Concepts are not just things in our heads they are things we can explore immersed in the world around us. When we make art or interpret it we explore concepts with our eyes and bodies, and with materials, techniques and rhythms. Art does not merely represent thought it helps to expand its definition.
Artworks can produce cognitive dissonance; this suggests art isn’t just there to make us feel happy and content. It also presents us with cognitive and perceptual problems (or "problem spaces") that help us to become aware of implicit attitudes and values acquired through childhood, cultural and institutional learning and through the daily consumption of images in mass media and digital culture.

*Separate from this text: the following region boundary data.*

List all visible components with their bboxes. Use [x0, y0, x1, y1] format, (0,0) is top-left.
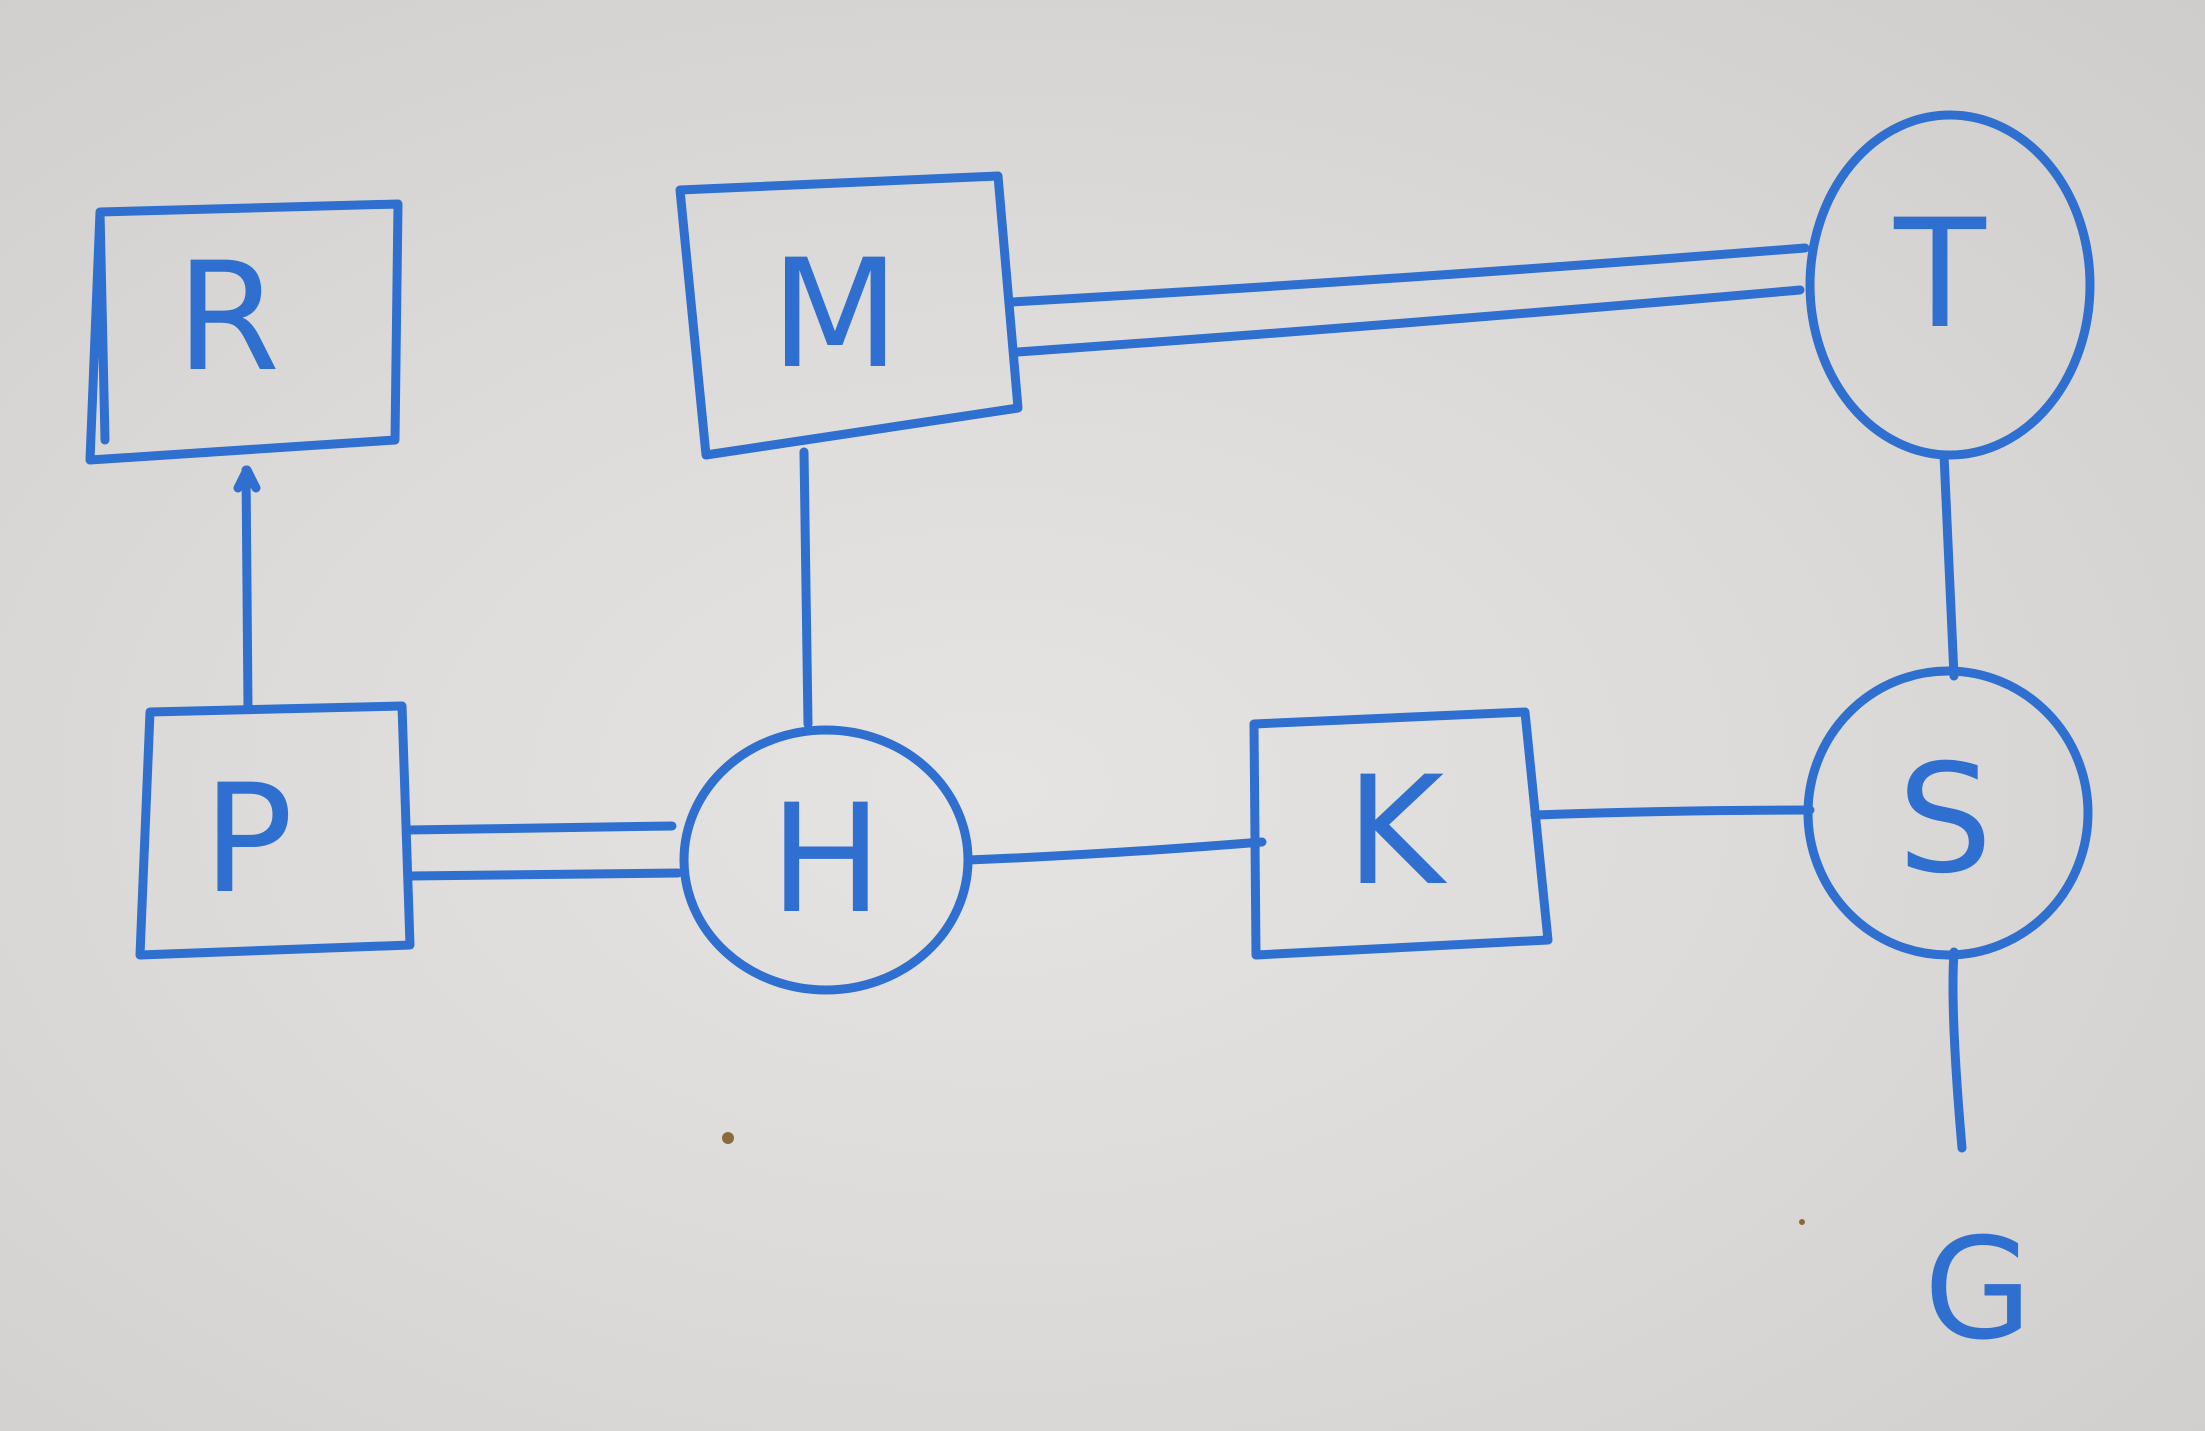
edge-p-to-h-double-line-2	[405, 868, 683, 881]
paper-speck	[722, 1132, 734, 1144]
node-h-label: H	[770, 773, 883, 947]
node-s-circle	[1803, 666, 2093, 960]
node-t-circle	[1805, 110, 2095, 460]
node-r-label: R	[176, 231, 280, 405]
edge-p-to-r-arrowhead	[233, 465, 261, 493]
edge-p-to-r-arrow	[241, 465, 253, 713]
edge-s-to-g	[1948, 947, 1967, 1153]
node-h: H	[679, 725, 973, 995]
edge-k-to-s	[1530, 805, 1815, 820]
node-r-box	[85, 199, 403, 465]
node-k: K	[1249, 707, 1553, 960]
edge-m-to-t-double-line-2	[1013, 285, 1805, 357]
node-s: S	[1803, 666, 2093, 960]
edge-t-to-s	[1939, 450, 1959, 681]
node-p: P	[135, 701, 415, 960]
node-s-label: S	[1897, 733, 1992, 907]
edge-h-to-k	[963, 837, 1267, 865]
node-m-label: M	[770, 228, 899, 402]
edges	[233, 243, 1967, 1153]
node-p-label: P	[203, 753, 293, 927]
node-t-label: T	[1893, 188, 1987, 362]
node-m: M	[675, 171, 1023, 460]
node-k-box	[1249, 707, 1553, 960]
edge-m-to-t-double-line-1	[1007, 243, 1810, 307]
edge-p-to-h-double-line-1	[403, 821, 677, 835]
node-g-label: G	[1924, 1209, 2033, 1372]
node-h-circle	[679, 725, 973, 995]
node-m-box	[675, 171, 1023, 460]
node-t: T	[1805, 110, 2095, 460]
node-k-label: K	[1346, 745, 1448, 919]
paper-speck	[1799, 1219, 1805, 1225]
edge-m-to-h	[799, 447, 813, 729]
node-p-box	[135, 701, 415, 960]
node-r: R	[85, 199, 403, 465]
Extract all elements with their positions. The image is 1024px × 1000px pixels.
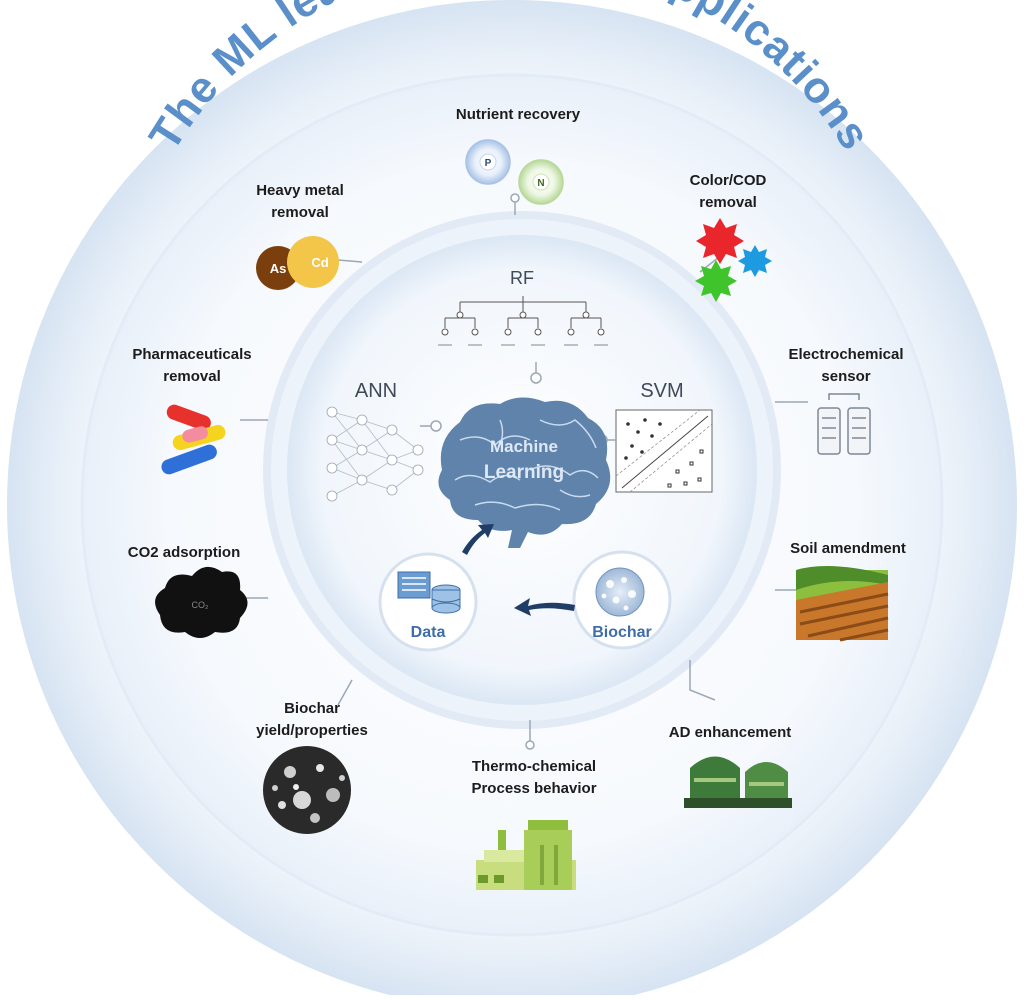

In our seminars we try to unpick some of the dualisms by which we acquire implicit assumptions about the world. Some of the main traditional dualisms are:
Body/Mind; Representation/Experience; Self/Other and Materialism/Conceptualism
Art’s problem spaces help us to think about how these dualisms might be challenged, destabilised or questioned. It is important that these problem spaces can be shared between viewers and gallery visitors, artists, critics and students in this seminar. Problem spaces are good things. Viewers of art often feel they need to solve the "puzzle" of art, to find meaning; this may be pleasurable and provides motivation and purpose. But there are also opportunities to be open minded about different possible answers. This exercises our creative thought. While art presents problem spaces it does not impose an answer or solution to a problem.
Art also has a close relationship with non-rational thought, subconscious complexities, imagination, emotions, affects and sensations — all of which influence our concepts and how we might combine them. These ‘felt’ and very much embodied aspects to the art experience are addressed and often structured by artistic practice. This may also have political and ethical dimensions, both in terms of freedom of movement and freedom of thought.
It could be said that art is a vision of life as it might be. It may present us with some interesting challenges and counterfactuals concerning this vision. It often helps to produce aspects of spontaneity or improvisation rather than premeditated rules.
As the French artist Jean Dubuffet said:
"[…] the only flowers I like are wild flowers. Orderly gardens make me nervous…I feel a sharp curiosity for everything that does not emanate from man, in which man has not intervened…wild places, wild animals…and for my interest in worlds very different from that of man…As for human beings, it is also their wildness that I am fond of…I am not a great believer in the laws concerning the nature of art. As soon as such a law is proclaimed I immediately experience an intense desire to infringe it."
Artworks can help to produce feelings of being "in the moment", providing immersive qualities that work against the formulae of visual culture and the dogmas of cultural institutions. Sometimes it emerges at its highest reaches when rational procedures and measurements have been exhausted.
Key theorists
Henri Bergson, Sigmund Freud, Georges Bataille, Martin Heidegger, Maurice Merleau-Ponty, Michel Foucault, Roland Barthes, Henri Lefebvre, Judith Butler, Rosalind Krauss, Anton Ehrenzweig, Michael Fried, Gilles Deleuze and Félix Guattari, Jacques Rancière, Jane Bennett.
Artists
Robert Smithson, Robert Morris, Hans Haacke, Marina Abramovic, Matthew Barney, Mona Hatoum, Rachel Whiteread, Tracy Emin, Andre Serrano, Thomas Hirschhorn Damien Hirst, Cindy Sherman, Catherine Opie, Jeff Wall, Thomas Struth, Wangechi Mutu, Olafur Eliasson, Lisa Reihana, Dane Mitchell, Simon Denny, Luke Willis Thompson, Francis Uprichard, Billy Apple, Hito Steyerl, Bernadette Corporation, Amalia Ulman, Frances Stark and many more.